The 2nd Circuit Court of Appeals, in the case of U.S. v. Houtar, recently addressed the issue of whether the International Parental Kidnapping Crime Act (IPKCA) was unconstitutionally vague as applied against a father who had not actually abducted his children, but instead retained his children in Yemen after they had already lived there for several years.  The parents were married in Yemen, moved to the U.S., had children, and then returned to Yemen with the children.  They obtained a divorce in Yemen, and then returned to the U.S. separately, leaving the children with Mr. Houtar's family in Yemen. In September 2016, Mr.

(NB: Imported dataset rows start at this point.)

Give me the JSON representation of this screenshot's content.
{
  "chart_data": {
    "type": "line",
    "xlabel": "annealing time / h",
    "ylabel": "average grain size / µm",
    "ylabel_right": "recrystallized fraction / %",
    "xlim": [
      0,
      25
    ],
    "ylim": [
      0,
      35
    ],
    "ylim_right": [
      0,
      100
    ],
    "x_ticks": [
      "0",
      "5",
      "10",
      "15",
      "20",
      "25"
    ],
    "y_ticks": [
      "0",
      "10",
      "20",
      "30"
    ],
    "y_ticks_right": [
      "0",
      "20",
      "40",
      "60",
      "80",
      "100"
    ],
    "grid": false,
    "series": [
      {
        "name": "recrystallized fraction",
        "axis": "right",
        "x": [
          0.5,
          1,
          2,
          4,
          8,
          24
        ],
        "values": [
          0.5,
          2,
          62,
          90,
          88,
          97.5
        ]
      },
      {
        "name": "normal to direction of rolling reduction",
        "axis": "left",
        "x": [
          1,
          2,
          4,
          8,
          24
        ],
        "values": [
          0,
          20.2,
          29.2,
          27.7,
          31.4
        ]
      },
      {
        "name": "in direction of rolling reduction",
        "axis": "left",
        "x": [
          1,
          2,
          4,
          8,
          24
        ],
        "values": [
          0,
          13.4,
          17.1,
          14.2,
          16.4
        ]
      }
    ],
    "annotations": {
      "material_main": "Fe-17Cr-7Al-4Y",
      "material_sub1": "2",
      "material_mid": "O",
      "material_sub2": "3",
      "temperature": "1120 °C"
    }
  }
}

Houtar's ex-wife obtained a custody order from the Kings County Family Court, which ordered Mr. Houtar to bring the children back to the U.S. from Yemen.  He defied the order, fled the U.S., and resumed living in Yemen with the children.  The mother then went for three years without seeing the children.  Mr. Houtar was charged with 2 counts of parental kidnapping under IPKCA, and passport fraud. He plead guilty to the charges, but appeals on the question of vagueness as IPKCA applied to him, given that the children had already been living abroad and he didn't actually remove them from the U.S. and take them overseas. 

A statute can be unconstitutionally vague if it: "either 'fails to provide a person of ordinary intelligence fair notice of what is prohibited,' or is 'so standardless that it authorizes or encourages seriously discriminatory enforcement.'"  "To establish a violation of the IPKCA, the government must prove: (1) that the child had previously been in the United States; (2) that the defendant took the child from the United States to another country or kept the child from returning to the United States from another country; and (3) that the defendant acted with the intent to obstruct the lawful exercise of another person’s parental rights."   Unfortunately, Mr. Houtar's argument fails.  The statute does not require that the children have been in the United States immediately before their retention overseas, and it is clear that Mr. Houtar retained the children overseas, in violation of the NY custody order.  In that this is a federal criminal suit, it does not address the fact that Yemen apparently issued the initial custody order, and whether the New York court had authority under the UCCJEA to modify that initial order.